During trying to achieve the performance with Hyperledger Fabric which IBM team reported in their article Hyperledger Fabric: A Distributed Operating System for Permissioned Blockchains, I faced some problems and errors. I collected all useful information and want to share it with the HF community. Also, I have a couple of questions to the Fabric developers about its performance.
Target description
Hyperledger Fabric v1.1.0 network deployed using Cello on four c5.9xlarge (36vCPU) aws instances:
{
fabric001: {
cas: [],
peers: ["anchor@peer1st.main"],
orderers: ["orderer1st.orderer"],
zookeepers: ["zookeeper1st"],
kafkas: ["kafka1st"]
},
fabric002: {
cas: [],
peers: ["worker@peer2nd.main"],
orderers: ["orderer2nd.orderer"],
zookeepers: ["zookeeper2nd"],
kafkas: ["kafka2nd"]
},
fabric003: {
cas: [],
peers: ["worker@peer3rd.main"],
orderers: ["orderer3rd.orderer"],
zookeepers: ["zookeeper3rd"],
kafkas: ["kafka3rd"]
},
fabric004: {
cas: ["ca1st.main"],
peers: [],
orderers: ["orderer4th.orderer"],
zookeepers: ["zookeeper4th"],
kafkas: ["kafka4th"]
}
}
TLS is disabled.
Fabric channel configuration (all others parameters are the default):
BatchTimeout: 1s
BatchSize:
MaxMessageCount: 500
AbsoluteMaxBytes: 200 MB
PreferredMaxBytes: 50 MB
I performed tests for both CouchDB and LevelDB as a state database. I use official Fabcar chaincode (Golang implementation) for my tests. I created simple nodejs app which interacts with the Fabric network using SDK and exposes HTTP API for load tests. This app is stateless and can be easily scaled. For load testing, I'm using tool YandexTank. I've performed two kinds of tests with high load: query (requests via peer001 to the Fabric state when blockchain is empty) and insert (transactions within the blockchain).
Results
CouchDB as a state database
Query results: https://overload.yandex.net/101153. At ~1100 rps latency starts to increase. But Fabric instance is not loaded and have a lot of free resources. On the figure below you can see CPU and Memory usage by the Fabric network containers on the instance fabric001 during the test. 100% CPU usage means one full vCPU load. Also peer001 prints a lot of similar error logs (not full output, just tiny part, I can share it with you if needed): https://gist.github.com/krabradosty/9780cacc92fcdeaa0c36377a91727ade
Insert results: https://overload.yandex.net/101217. At ~600 rps latency degradation is very fast. Before is slowly, but anyway, exist. CPU and Memory usage of the fabric003 containers on the figure below: A lot of error logs from the peer (again, not full output): https://gist.github.com/krabradosty/3810151b8e101d8279cc705aef22863e
Based on this I can conclude that Fabric Peer has problems with the CouchDB connection under the load.

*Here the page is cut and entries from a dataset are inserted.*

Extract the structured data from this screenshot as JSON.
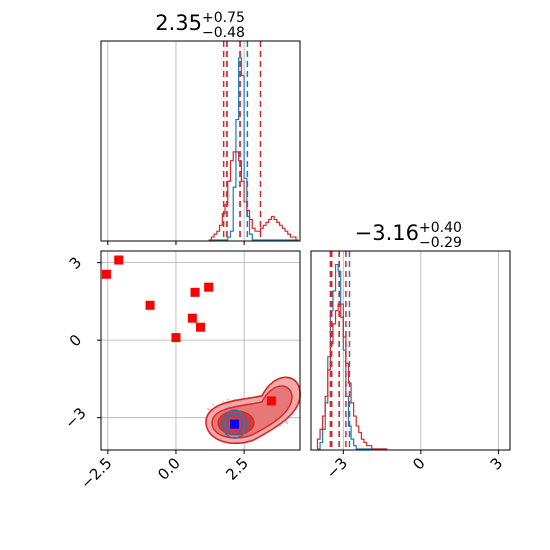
{
  "chart_data": [
    {
      "panel": "marginal-x",
      "type": "histogram",
      "title": {
        "main": "2.35",
        "sup": "+0.75",
        "sub": "−0.48"
      },
      "xlim": [
        -2.75,
        4.55
      ],
      "grid": true,
      "bin_edges": [
        1.2,
        1.3,
        1.4,
        1.5,
        1.6,
        1.7,
        1.8,
        1.9,
        2.0,
        2.1,
        2.2,
        2.3,
        2.4,
        2.5,
        2.6,
        2.7,
        2.8,
        2.9,
        3.0,
        3.1,
        3.2,
        3.3,
        3.4,
        3.5,
        3.6,
        3.7,
        3.8,
        3.9,
        4.0,
        4.1,
        4.2,
        4.3,
        4.4,
        4.5
      ],
      "series": [
        {
          "color": "#1f77b4",
          "counts": [
            0,
            0,
            0,
            0,
            0,
            0,
            0,
            1,
            3,
            18,
            41,
            62,
            56,
            21,
            8,
            2,
            0,
            0,
            0,
            0,
            0,
            0,
            0,
            0,
            0,
            0,
            0,
            0,
            0,
            0,
            0,
            0,
            0
          ]
        },
        {
          "color": "#d62728",
          "counts": [
            0,
            1,
            2,
            3,
            5,
            9,
            12,
            20,
            27,
            30,
            30,
            27,
            20,
            13,
            10,
            7,
            4,
            3,
            3,
            4,
            5,
            6,
            7,
            8,
            7,
            6,
            5,
            4,
            3,
            2,
            1,
            1,
            0
          ]
        }
      ],
      "reference_lines": [
        {
          "color": "#1f77b4",
          "values": [
            1.87,
            2.35,
            2.62
          ]
        },
        {
          "color": "#d62728",
          "values": [
            1.75,
            1.87,
            2.35,
            3.1
          ]
        }
      ]
    },
    {
      "panel": "marginal-y",
      "type": "histogram",
      "title": {
        "main": "−3.16",
        "sup": "+0.40",
        "sub": "−0.29"
      },
      "xlim": [
        -4.25,
        3.45
      ],
      "xticks": [
        -3,
        0,
        3
      ],
      "xtick_labels": [
        "−3",
        "0",
        "3"
      ],
      "grid": true,
      "bin_edges": [
        -4.0,
        -3.9,
        -3.8,
        -3.7,
        -3.6,
        -3.5,
        -3.4,
        -3.3,
        -3.2,
        -3.1,
        -3.0,
        -2.9,
        -2.8,
        -2.7,
        -2.6,
        -2.5,
        -2.4,
        -2.3,
        -2.2,
        -2.1,
        -2.0,
        -1.9,
        -1.8,
        -1.7,
        -1.6,
        -1.5,
        -1.4,
        -1.3
      ],
      "series": [
        {
          "color": "#1f77b4",
          "counts": [
            0,
            2,
            6,
            14,
            28,
            42,
            48,
            56,
            54,
            44,
            30,
            16,
            7,
            3,
            1,
            0,
            0,
            0,
            0,
            0,
            0,
            0,
            0,
            0,
            0,
            0,
            0
          ]
        },
        {
          "color": "#d62728",
          "counts": [
            3,
            6,
            10,
            16,
            24,
            32,
            38,
            42,
            44,
            40,
            34,
            26,
            20,
            14,
            10,
            7,
            5,
            3,
            2,
            1,
            1,
            0,
            0,
            0,
            0,
            0,
            0
          ]
        }
      ],
      "reference_lines": [
        {
          "color": "#1f77b4",
          "values": [
            -3.45,
            -3.16,
            -2.76
          ]
        },
        {
          "color": "#d62728",
          "values": [
            -3.5,
            -3.45,
            -3.16,
            -2.9
          ]
        }
      ]
    },
    {
      "panel": "joint",
      "type": "scatter",
      "xlim": [
        -2.75,
        4.55
      ],
      "ylim": [
        -4.25,
        3.45
      ],
      "xticks": [
        -2.5,
        0.0,
        2.5
      ],
      "xtick_labels": [
        "−2.5",
        "0.0",
        "2.5"
      ],
      "yticks": [
        -3,
        0,
        3
      ],
      "ytick_labels": [
        "−3",
        "0",
        "3"
      ],
      "grid": true,
      "series": [
        {
          "marker": "square",
          "color": "#ff0000",
          "x": [
            -2.55,
            -2.1,
            -0.95,
            0.0,
            0.6,
            0.7,
            0.9,
            1.2,
            3.5
          ],
          "y": [
            2.55,
            3.1,
            1.35,
            0.1,
            0.85,
            1.85,
            0.5,
            2.05,
            -2.35
          ]
        },
        {
          "marker": "square",
          "color": "#0000ff",
          "x": [
            2.15
          ],
          "y": [
            -3.25
          ]
        }
      ],
      "density_contours": [
        {
          "color": "#d62728",
          "center_x": 2.35,
          "center_y": -3.16,
          "extent": "outer"
        },
        {
          "color": "#1f77b4",
          "center_x": 2.15,
          "center_y": -3.25,
          "extent": "inner"
        }
      ]
    }
  ]
}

My questions: Does Fabric comminity know about this bug? Do you have plans how to solve it?
LevelDB as a state database
- Query results: https://overload.yandex.net/102035. CPU and Memory usage of the fabric001 containers on the figure below: There are no any errors from the blockchain, I just see latency degradation.
- Insert results: https://overload.yandex.net/102040. CPU and Memory usage of the fabric001 containers on the figure below: Aggressive latency degradation starts at ~850 rps. No errors from the blockchain.
My questions: What is the cause of this latency degradation? Why I can't achieve 3500 rps performance that IBM report in their article? What plans does Fabric community have on improving the performance?